Breazeale and Goswick. As his vehicle passed between the officers, both officers hit

his side view mirrors to get his attention. Appellant stopped his vehicle.

Officer Goswick made contact with appellant first. He noticed that there was the

smell of alcohol coming from inside the vehicle, and that appellant had slurred speech.

He also observed an open can of beer in the center console of the vehicle. Officer

Goswick instructed appellant to step out of his vehicle, and Officer Hatley was called to

the scene to carry out a DWI investigation. Officer Hatley conducted a horizontal

nystagmus test on the appellant for which six of six clues of intoxication were observed.

Appellant refused the rest of the tasks of the DWI investigation and was subsequently

arrested for driving while intoxicated.

Appellant was placed on a pretrial diversion in lieu of adjudication of his charges,

but the pretrial diversion was revoked after appellant violated conditions of his pretrial

diversion. Before the trial, appellant filed a motion to suppress all evidence in relation to

his stop and subsequent arrest for DWI. Appellant argued that the officers had no basis

to stop him based on reasonable suspicion, nor did they have probable cause to arrest

him for DWI. At the hearing for the suppression motion, three officers testified for the

State, and one of appellant’s passengers testified for appellant. The trial court denied

the motion to suppress the same day, and appellant plead guilty. The trial court

sentenced appellant to 120 days’ confinement in jail, probated for a period of twelve

3 months. Findings of fact and conclusions of law were entered by the trial court. This

appeal followed.

Standard of review

We review a trial court's ruling on a motion to suppress evidence under a

bifurcated standard of review. Amador v. State, 221 S.W.3d 666, 673 (Tex. Crim. App.

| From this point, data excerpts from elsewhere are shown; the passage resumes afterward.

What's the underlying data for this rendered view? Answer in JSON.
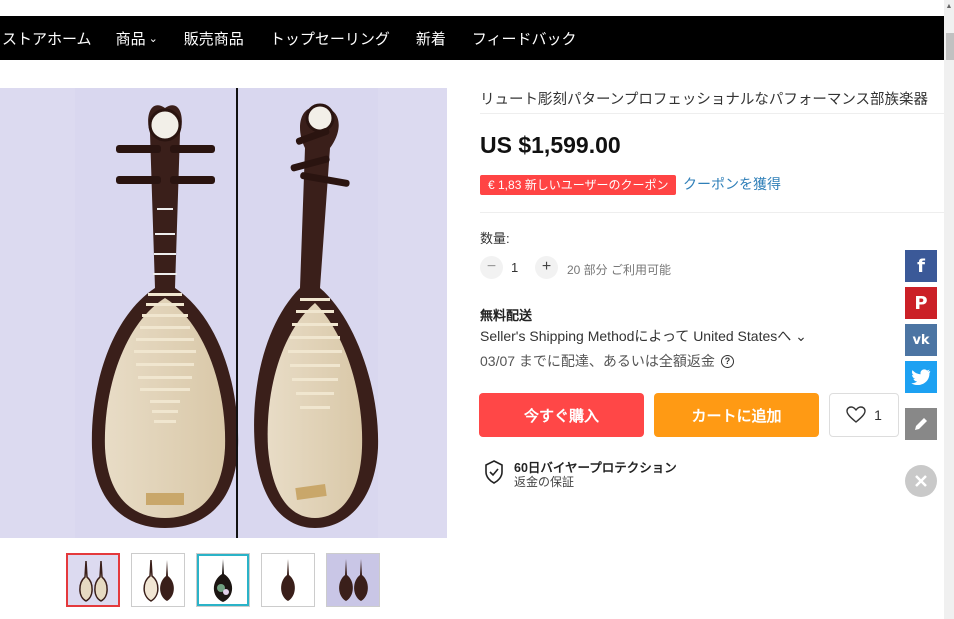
{
  "nav": {
    "items": [
      {
        "label": "ストアホーム"
      },
      {
        "label": "商品",
        "has_dropdown": true
      },
      {
        "label": "販売商品"
      },
      {
        "label": "トップセーリング"
      },
      {
        "label": "新着"
      },
      {
        "label": "フィードバック"
      }
    ]
  },
  "product": {
    "title": "リュート彫刻パターンプロフェッショナルなパフォーマンス部族楽器",
    "price": "US $1,599.00",
    "coupon_badge": "€ 1,83 新しいユーザーのクーポン",
    "coupon_link": "クーポンを獲得",
    "quantity_label": "数量:",
    "quantity_value": "1",
    "quantity_available": "20 部分 ご利用可能",
    "shipping_title": "無料配送",
    "shipping_method": "Seller's Shipping Methodによって United Statesへ ⌄",
    "delivery_date": "03/07 までに配達、あるいは全額返金",
    "buy_now": "今すぐ購入",
    "add_to_cart": "カートに追加",
    "wishlist_count": "1",
    "protection_title": "60日バイヤープロテクション",
    "protection_sub": "返金の保証"
  },
  "images": {
    "main_background": "#d9d7ef",
    "thumbnails": [
      {
        "name": "pipa-front-back",
        "active": true
      },
      {
        "name": "pipa-dark-pair"
      },
      {
        "name": "pipa-inlay"
      },
      {
        "name": "pipa-dark-single"
      },
      {
        "name": "pipa-pair-purple"
      }
    ]
  },
  "social": [
    "facebook-icon",
    "pinterest-icon",
    "vk-icon",
    "twitter-icon",
    "edit-icon",
    "close-icon"
  ],
  "colors": {
    "buy": "#ff4747",
    "cart": "#ff9a14",
    "coupon": "#f44",
    "link": "#2f7fb8"
  }
}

2007); Guzman v. State, 955 S.W.2d 85, 89 (Tex. Crim. App. 1997). In reviewing the

trial court's decision, we do not engage in our own factual review. Romero v. State, 800

S.W.2d 539, 543 (Tex. Crim. App. 1990); Best v. State, 118 S.W.3d 857, 861 (Tex.

App.—Fort Worth 2003, no pet.). The trial judge is the sole trier of fact and judge of the

credibility of the witnesses and the weight to be given their testimony. Wiede v. State,

214 S.W.3d 17, 24-25 (Tex. Crim. App. 2007); State v. Ross, 32 S.W.3d 853, 855 (Tex.

Crim. App. 2000), modified on other grounds by State v. Cullen, 195 S.W.3d 696 (Tex.

Crim. App. 2006). Therefore, we give almost total deference to the trial court's rulings

on (1) questions of historical fact, even if the trial court's determination of those facts

was not based on an evaluation of credibility and demeanor, and (2) application-of-law-

to-fact questions that turn on an evaluation of credibility and demeanor. Amador, 221

S.W.3d at 673; Montanez v. State, 195 S.W.3d 101, 108-09 (Tex. Crim. App. 2006);

Johnson v. State, 68 S.W.3d 644, 652-53 (Tex. Crim. App. 2002). But when

application-of-law-to-fact questions do not turn on the credibility and demeanor of the

witnesses, we review the trial court's rulings on those questions de novo. Amador, 221

S.W.3d at 673; Estrada v. State, 154 S.W.3d 604, 607 (Tex. Crim. App. 2005).

4 When the trial court makes explicit fact findings, we determine whether the

evidence, when viewed in the light most favorable to the trial court's ruling, supports

those fact findings. Kelly, 204 S.W.3d at 818-19. Additionally, the trial court’s

determination of whether the facts give rise to reasonable suspicion is reviewed de novo

on appeal. Loesch v. State, 958 S.W.2d 830,832 (Tex. Crim. App. 1997). Finally, if the

trial court’s decision is correct on any theory of law applicable to the case, we will

uphold that decision. State v. Ross, 32 S.W.2d 853, 855-56 (Tex. Crim. App. 1999);

Singleton v. State, 91 S.W.3d 342, 347 (Tex. App.—Texarkana 2002, no pet.).